Serving the needs of separated and divorcing families

The Power of Negative Beliefs in Divorce

Seek and Thee Shall Find

If you have ever been in love you know what a powerful drug love can be.  It may be the most powerful drug in the world.  No one can talk you out of being in love and it is usually a waste of time even attempting to do so.  The person in love is under a spell and will only see the object of their affections the way they choose to see them based upon their own preconceived beliefs.  “Sure my boyfriend might drink a little too much, but it isn’t a problem.  You don’t really know him; he is a wonderful man.”   “She is the woman of my dreams.  There is no way she would be interested in my money and I can tell she is not a gold digger.”

Confirmation bias is the tendency to seek, interpret and record information that confirms our preconceptions.  It happens when people give more weight to evidence that confirms their hypothesis and undervalues evidence that can disprove it.  Facts rarely have a chance to be recognized when up against the power of our beliefs.

So it makes reasonable sense that the opposite may be true.  When we have a strong negative belief about someone, such as your former spouse or in-laws, we are likely to mentally record only the facts that will confirm our belief.  (Humans really love to feel right!)  For example, you are anxious that your child’s adolescent sloppiness indicates they will grow up to be a “slob.”  In believing this, you will only see when they are lazy, careless, sloppy etc… The times when your child is careful and responsible may be missed if your negative beliefs and expectations are strong enough.
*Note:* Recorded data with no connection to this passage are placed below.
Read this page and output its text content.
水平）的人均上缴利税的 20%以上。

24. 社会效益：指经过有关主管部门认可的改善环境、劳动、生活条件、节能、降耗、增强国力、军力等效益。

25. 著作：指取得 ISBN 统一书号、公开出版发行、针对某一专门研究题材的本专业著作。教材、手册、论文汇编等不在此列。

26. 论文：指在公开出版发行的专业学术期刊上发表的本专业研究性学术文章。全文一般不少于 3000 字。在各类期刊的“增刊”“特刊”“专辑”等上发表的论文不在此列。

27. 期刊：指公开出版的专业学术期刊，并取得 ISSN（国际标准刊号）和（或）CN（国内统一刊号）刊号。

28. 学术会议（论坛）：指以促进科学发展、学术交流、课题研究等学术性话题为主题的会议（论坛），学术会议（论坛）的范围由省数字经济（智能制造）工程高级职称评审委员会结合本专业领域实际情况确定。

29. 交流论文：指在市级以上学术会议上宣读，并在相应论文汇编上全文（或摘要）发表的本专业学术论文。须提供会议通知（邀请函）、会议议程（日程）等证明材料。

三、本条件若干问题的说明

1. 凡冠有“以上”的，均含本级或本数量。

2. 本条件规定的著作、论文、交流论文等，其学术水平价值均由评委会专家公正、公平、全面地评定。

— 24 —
Now consider the adult you have strong negative feelings about.  It may be a sibling, a neighbour or even your co-parent.  Your negative beliefs will lead you to notice only the moments that will confirm your belief.  If you believe someone is selfish then that is all you will record.  If you believe someone is insensitive you will not notice when they are indeed emphatic.  If you believe they are out to ruin you then you will mentally record anything that looks like aggression and completely ignore when their behavior is not in line with your belief.

In a conflicted divorce, adults feel anxious to protect themselves.  They become very protective of their negative beliefs about their co-parent much like the person in-love.  They will resist anyone pointing out any discrepancies.  This creates more “always and never” comments and thoughts.  “He is a complete control freak!”  “She is never flexible with the schedule.”  As a result they will not notice when the other parent is reasonable (albeit- rarely but none the less it will be missed).

For your sake and your child’s, consider you may be caught up in your own confirmation bias about the other parent which is not helpful to being reasonable or appreciative.  It will not help you develop a more cooperative relationship.

There are three things you can do to bypass your own faulty brain:

  1. Acknowledge your negative beliefs (not to your child of course, even though they unfortunately have already figured out.)
  2. Completely stop using the Always and Never
  3. Make a serious effort to be aware of the exception or the opposite of what you believe and expect.

These three steps will help you make a conscious effort to put on new glasses that may allow new information to be processed in your brain.  Furthermore, your child will not have to play devil’s advocate to point out the positives and convenience you of a truth you cannot see.  In other words learn to seek the exceptions to your belief and enjoy the rare occasions when they occur.